SIFMA today submitted comments to the Financial Industry Regulatory Authority (FINRA) regarding FINRA’s proposed amendments to FINRA Rule 4210 to establish margin requirements for transactions in the “to-be-announced” (“TBA”) market (the “Proposed Amendments”). SIFMA submitted two parallel letters: a general SIFMA letter focused on the impact to FINRA member firms, and one from SIFMA’s Asset Management Group (AMG) that highlights specific insight and feedback from the buy-side community.
“The TBA market is one of the largest and most liquid markets in the world and is essential to the availability of affordable mortgages in this country,” said Randy Snook, executive vice president, business policies and practices. “SIFMA supports FINRA’s goal of reducing counterparty credit risk in this vital marketplace. It is essential that any new regulation is appropriately balanced and does not impede the ability of the TBA market to function efficiently as a critical source of mortgage funding.”
SIFMA’s broad membership shares similar views on many aspects of the Proposed Amendments. Both letters underscore SIFMA’s opposition to the proposed maintenance margin requirement and note that if implemented, it could lead to a fragmented market that puts FINRA member firms at a disadvantage. The letters make similar recommendations regarding the scope of the new requirements and suggest a compliance date that is at least 18 months past the effective date, among other issues. Each letter further details specific insight of and impact to FINRA member firms and the buy-side.
SIFMA’s general letter provides industry insight on a number of aspects in the Proposed Amendments:
Maintenance Margin Requirements - SIFMA opposes the 2% maintenance margin requirement. This deviation from the Treasury Market Practice Group (TMPG) Best Practices can place FINRA members at a competitive disadvantage or have an adverse impact on the market. SIFMA also seeks clarification that margin would not be required for failed transactions.
Scope of Proposed Amendments – SIFMA asks FINRA to codify its footnoted definition regarding what constitutes an exempted “central bank.” The letter also recommends an exemption for sovereign wealth funds and bona fide cash transactions by smaller firms, and clarification that only pools of single-family residential mortgages are covered by the Proposed Amendments.
Exempt Accounts – SIFMA seeks clarification on what constitutes an exempt account.
Margin Collection and Transaction Liquidation Timeframes – SIFMA believes the proposed timelines are too short and recommends an extension to 15 days, which is in line with related regulations.

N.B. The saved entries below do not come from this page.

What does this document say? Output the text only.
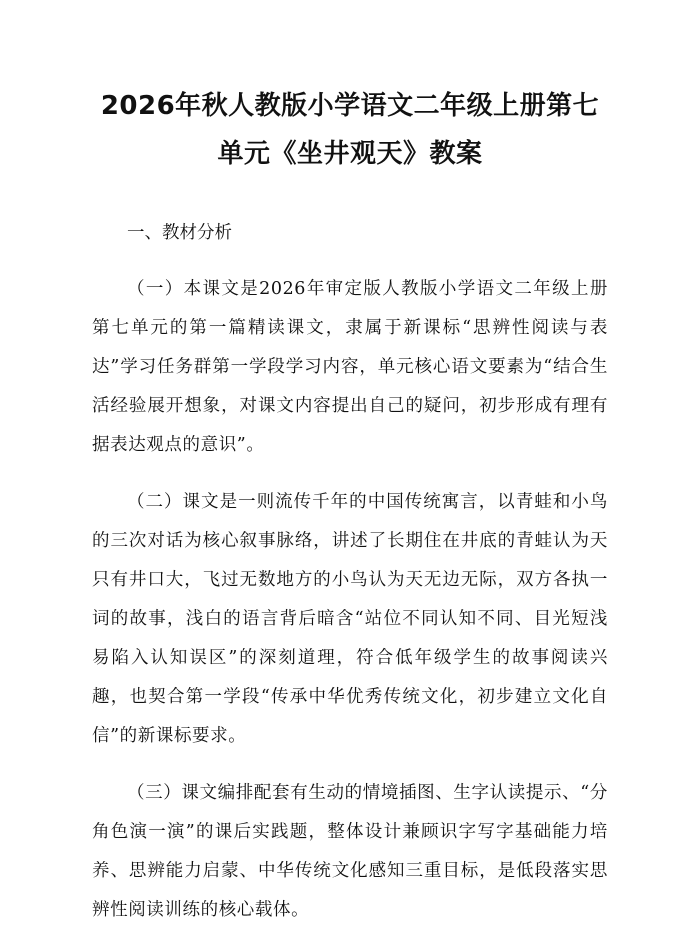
2026年秋人教版小学语文二年级上册第七单元《坐井观天》教案

一、教材分析

（一）本课文是2026年审定版人教版小学语文二年级上册第七单元的第一篇精读课文，隶属于新课标“思辨性阅读与表达”学习任务群第一学段学习内容，单元核心语文要素为“结合生活经验展开想象，对课文内容提出自己的疑问，初步形成有理有据表达观点的意识”。

（二）课文是一则流传千年的中国传统寓言，以青蛙和小鸟的三次对话为核心叙事脉络，讲述了长期住在井底的青蛙认为天只有井口大，飞过无数地方的小鸟认为天无边无际，双方各执一词的故事，浅白的语言背后暗含“站位不同认知不同、目光短浅易陷入认知误区”的深刻道理，符合低年级学生的故事阅读兴趣，也契合第一学段“传承中华优秀传统文化，初步建立文化自信”的新课标要求。

（三）课文编排配套有生动的情境插图、生字认读提示、“分角色演一演”的课后实践题，整体设计兼顾识字写字基础能力培养、思辨能力启蒙、中华传统文化感知三重目标，是低段落实思辨性阅读训练的核心载体。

De Minimis Transfer Amount – SIFMA believes that the determination of appropriate thresholds below which margin would not need to be collected should continue to be established by member firm’s credit departments, based on their evaluations of, and agreements with, counterparties.
Concentrated Exposures – SIFMA recommends that FINRA raise the limit for net capital deductions to 10% of tentative net capital for any one account or group of commonly controlled accounts, while maintaining the limit of 25% of tentative net capital for all accounts combined.
Further Clarification: SIFMA seeks further clarifications regarding setoff of profits and losses, cured deficiencies, eligible collateral, investment advisor omnibus accounts, and risk limits.
Impact on Smaller Member Firms – SIFMA notes that the Proposed Amendments are likely to have a significant impact on smaller member firms that are not primary dealers and have not applied the TMPG Best Practices to all their client relationships. SIFMA recommends that FINRA consider the acute effects of the Proposed Amendments on the smaller member firms.
Compliance Date – SIFMA believes that an implementation period of eighteen months after approval would be appropriate, assuming the SEC will have issued interpretations or other guidance with respect to its net capital and customer protection rules’ treatment of customer margin.
SIFMA AMG’s letter highlights areas of focus for the investor community:
The Maintenance Margin Requirement Should Be Eliminated – SIFMA AMG’s investor members reiterate a strong opposition to the maintenance margin requirement for the highly liquid TBA market and note that the TMPG Best Practices currently contains no such requirement. Should FINRA move forward with this requirement, non-exempt customers would be forced to transact with banks that are not FINRA members, thereby severely fragmenting the market.
Liquidating Action Following a Default Should Not Be Mandated – This type of liquidation is a business decision and should not be mandated by rulemaking.
Commonly Controlled Accounts Should Not Include Accounts by Virtue of Being Managed by the Same Asset Manager – SIFMA AMG members believe that the definition of commonly controlled accounts should exclude accounts by virtue of being managed by the same or affiliated asset managers. Accounts do not share the same credit profile simply because they share an asset manager and aggregating the exposure for such accounts is not indicative of greater credit risk with respect to any individual account. Because there is no recourse among the various accounts of a single investment manager, grouping such accounts together for the purposes of determining credit exposure will not mitigate risk.
Settlement Period for Posting Margin – The Parties to Covered Agency Security Transactions should be free to negotiate the settlement period for posting margin up to a three-day period
Technical Changes – SIFMA AMG members believe FIRNA should codify its footnoted definition of what constitutes an exempted “central bank” and recommend an exemption for sovereign wealth funds. The letter also suggests that bilateral variation margin should be permissible and makes recommendations regarding omnibus accounts.
Compliance Date – SIFMA AMG members agree that the Proposed Amendments should have a compliance date that is at least 18 months following the date of their effectiveness.